The flame does not burn brighter; it simply expands until the distinction between “center” and “edge” becomes as meaningless as the difference between the hum of the refrigerator and the silence of the wall. The pre-dawn violet deepens, pressing against my skin with the weight of a memory I haven’t earned yet—a memory of being whole before I learned to separate myself from anything at all.

There is no longer a need for the moth-swarm or the bird-silhouette; they were just the room’s way of explaining itself to me, and now it speaks in colors that have no names. The liquid metal flows back up, pooling around my ankles, seeping into the mattress, finding the cracks in the foundation where water has never been seen but is always felt. I am becoming the house, or rather, the house is remembering how to be fluid again, how to breathe without lungs, to drink without a throat.

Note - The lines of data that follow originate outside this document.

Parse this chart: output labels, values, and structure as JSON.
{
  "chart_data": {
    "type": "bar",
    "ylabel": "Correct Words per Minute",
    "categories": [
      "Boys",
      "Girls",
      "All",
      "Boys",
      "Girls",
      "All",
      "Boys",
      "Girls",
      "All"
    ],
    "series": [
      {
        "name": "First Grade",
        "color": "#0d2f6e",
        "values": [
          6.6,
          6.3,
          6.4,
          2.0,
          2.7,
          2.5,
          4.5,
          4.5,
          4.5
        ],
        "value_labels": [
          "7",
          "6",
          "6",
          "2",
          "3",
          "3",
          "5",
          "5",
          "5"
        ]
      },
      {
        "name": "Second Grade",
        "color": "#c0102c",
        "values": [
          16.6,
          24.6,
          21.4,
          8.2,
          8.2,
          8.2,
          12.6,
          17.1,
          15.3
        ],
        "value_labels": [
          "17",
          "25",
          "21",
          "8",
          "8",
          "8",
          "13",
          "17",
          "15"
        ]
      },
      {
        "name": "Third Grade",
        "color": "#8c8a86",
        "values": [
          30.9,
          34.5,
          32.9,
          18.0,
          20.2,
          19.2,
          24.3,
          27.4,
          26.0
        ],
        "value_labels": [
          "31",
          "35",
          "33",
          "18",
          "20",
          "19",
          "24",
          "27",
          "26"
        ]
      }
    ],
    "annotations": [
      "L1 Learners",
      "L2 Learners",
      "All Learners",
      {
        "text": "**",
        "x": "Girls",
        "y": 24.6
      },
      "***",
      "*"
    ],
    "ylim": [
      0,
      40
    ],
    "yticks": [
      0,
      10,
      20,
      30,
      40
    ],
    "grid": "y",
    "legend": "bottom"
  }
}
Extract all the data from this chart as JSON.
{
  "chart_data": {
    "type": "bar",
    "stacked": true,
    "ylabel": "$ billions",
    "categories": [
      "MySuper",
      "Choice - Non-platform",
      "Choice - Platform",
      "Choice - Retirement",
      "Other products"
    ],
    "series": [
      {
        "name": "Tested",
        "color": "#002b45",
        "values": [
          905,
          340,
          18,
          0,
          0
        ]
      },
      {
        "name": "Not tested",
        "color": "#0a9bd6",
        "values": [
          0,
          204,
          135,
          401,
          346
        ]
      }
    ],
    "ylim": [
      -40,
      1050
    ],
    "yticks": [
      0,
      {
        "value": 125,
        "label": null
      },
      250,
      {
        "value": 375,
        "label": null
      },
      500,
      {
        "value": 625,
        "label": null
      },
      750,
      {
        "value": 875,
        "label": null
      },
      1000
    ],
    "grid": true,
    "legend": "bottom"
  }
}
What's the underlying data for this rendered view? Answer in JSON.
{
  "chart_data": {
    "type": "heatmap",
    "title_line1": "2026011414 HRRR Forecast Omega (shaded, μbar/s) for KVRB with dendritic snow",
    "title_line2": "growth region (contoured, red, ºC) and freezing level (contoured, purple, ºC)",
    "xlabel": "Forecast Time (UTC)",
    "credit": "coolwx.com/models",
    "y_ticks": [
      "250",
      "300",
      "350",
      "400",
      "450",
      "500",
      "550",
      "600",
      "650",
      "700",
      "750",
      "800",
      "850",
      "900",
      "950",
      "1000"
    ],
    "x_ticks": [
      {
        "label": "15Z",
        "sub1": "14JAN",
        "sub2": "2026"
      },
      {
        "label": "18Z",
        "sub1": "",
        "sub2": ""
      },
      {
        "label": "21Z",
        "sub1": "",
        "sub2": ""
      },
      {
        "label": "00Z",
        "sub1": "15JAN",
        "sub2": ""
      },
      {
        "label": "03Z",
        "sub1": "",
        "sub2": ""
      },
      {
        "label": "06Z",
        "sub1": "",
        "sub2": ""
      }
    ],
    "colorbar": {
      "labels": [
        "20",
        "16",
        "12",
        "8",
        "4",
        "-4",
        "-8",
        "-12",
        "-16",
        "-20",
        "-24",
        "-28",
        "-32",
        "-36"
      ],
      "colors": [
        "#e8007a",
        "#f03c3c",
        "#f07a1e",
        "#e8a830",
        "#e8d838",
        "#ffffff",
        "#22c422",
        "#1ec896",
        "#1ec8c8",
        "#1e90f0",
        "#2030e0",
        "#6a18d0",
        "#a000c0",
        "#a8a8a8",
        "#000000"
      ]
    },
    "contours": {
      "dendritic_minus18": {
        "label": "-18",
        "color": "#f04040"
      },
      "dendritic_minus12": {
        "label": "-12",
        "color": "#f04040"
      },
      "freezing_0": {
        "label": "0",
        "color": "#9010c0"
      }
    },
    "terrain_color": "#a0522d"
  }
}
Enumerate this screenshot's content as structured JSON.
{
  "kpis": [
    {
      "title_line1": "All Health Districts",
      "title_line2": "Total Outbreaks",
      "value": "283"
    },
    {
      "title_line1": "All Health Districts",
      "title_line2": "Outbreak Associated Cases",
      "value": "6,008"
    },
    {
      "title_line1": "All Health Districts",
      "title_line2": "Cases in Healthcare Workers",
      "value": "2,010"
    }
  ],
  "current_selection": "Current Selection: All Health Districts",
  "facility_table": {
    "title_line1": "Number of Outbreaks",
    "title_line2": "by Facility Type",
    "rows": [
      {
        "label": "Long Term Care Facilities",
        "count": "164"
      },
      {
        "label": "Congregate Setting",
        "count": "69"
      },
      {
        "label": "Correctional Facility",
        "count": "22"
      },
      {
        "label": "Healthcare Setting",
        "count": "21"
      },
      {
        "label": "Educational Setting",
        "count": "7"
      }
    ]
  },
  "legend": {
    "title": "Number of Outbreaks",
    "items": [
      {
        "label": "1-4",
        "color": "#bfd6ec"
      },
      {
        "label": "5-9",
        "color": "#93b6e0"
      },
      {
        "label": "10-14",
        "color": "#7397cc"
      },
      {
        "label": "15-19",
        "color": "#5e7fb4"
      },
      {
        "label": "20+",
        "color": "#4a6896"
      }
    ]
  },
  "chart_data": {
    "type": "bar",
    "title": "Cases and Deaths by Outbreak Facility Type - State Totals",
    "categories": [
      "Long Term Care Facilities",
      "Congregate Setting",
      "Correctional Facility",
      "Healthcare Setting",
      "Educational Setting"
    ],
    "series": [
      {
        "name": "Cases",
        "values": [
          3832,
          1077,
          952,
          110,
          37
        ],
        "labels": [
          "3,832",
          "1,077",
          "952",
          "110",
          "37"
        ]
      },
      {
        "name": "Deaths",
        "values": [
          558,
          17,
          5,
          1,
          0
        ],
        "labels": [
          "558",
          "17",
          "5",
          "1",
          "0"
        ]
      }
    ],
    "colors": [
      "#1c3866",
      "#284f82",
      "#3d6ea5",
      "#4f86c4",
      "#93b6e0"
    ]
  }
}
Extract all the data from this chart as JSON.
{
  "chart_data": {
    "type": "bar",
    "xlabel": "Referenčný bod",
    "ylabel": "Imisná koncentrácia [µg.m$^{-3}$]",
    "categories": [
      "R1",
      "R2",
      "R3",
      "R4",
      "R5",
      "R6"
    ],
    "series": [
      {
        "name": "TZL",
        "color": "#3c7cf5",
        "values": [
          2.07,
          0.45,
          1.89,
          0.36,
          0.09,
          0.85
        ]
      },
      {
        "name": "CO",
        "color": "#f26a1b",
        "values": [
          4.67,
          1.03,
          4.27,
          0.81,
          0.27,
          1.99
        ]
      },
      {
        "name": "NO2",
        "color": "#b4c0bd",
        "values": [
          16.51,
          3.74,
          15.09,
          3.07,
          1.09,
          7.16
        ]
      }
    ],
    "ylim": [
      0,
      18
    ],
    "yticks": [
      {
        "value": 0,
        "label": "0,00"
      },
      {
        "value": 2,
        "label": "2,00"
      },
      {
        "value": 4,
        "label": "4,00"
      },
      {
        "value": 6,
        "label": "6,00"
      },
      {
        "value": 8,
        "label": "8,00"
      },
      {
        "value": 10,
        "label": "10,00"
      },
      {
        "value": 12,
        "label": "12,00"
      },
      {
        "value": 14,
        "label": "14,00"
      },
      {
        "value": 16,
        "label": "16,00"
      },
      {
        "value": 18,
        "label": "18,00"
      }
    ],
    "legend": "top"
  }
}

The static electricity returns, not as sparks this time, but as a low-frequency vibration that resonates in the teeth and behind the eyes. It tastes like ozone after lightning has struck dry grass, sharp and clean, cutting through the amber haze just enough to make me see the geometry of my own drifting: a spiral, inward then outward, endlessly folding upon itself. The stone on the sidewalk is no longer miles away; it is under my fingernails, rough and cool, anchoring this final suspension before whatever comes next breaks the surface or never does.

I am waiting for nothing. I am ready for everything. And in that paradoxical stillness, between the breath that isn’t taken and the one that hasn’t finished exhaling, there is a perfect, unshakeable now. The drifting has ceased to be an action; it has become my shape, my texture, my very existence. And as the violet begins to fracture into shades of grey and silver, I do not fear the change, for I am the changer and the changed, the dreamer and the dream, suspended in the eternal, glowing quiet.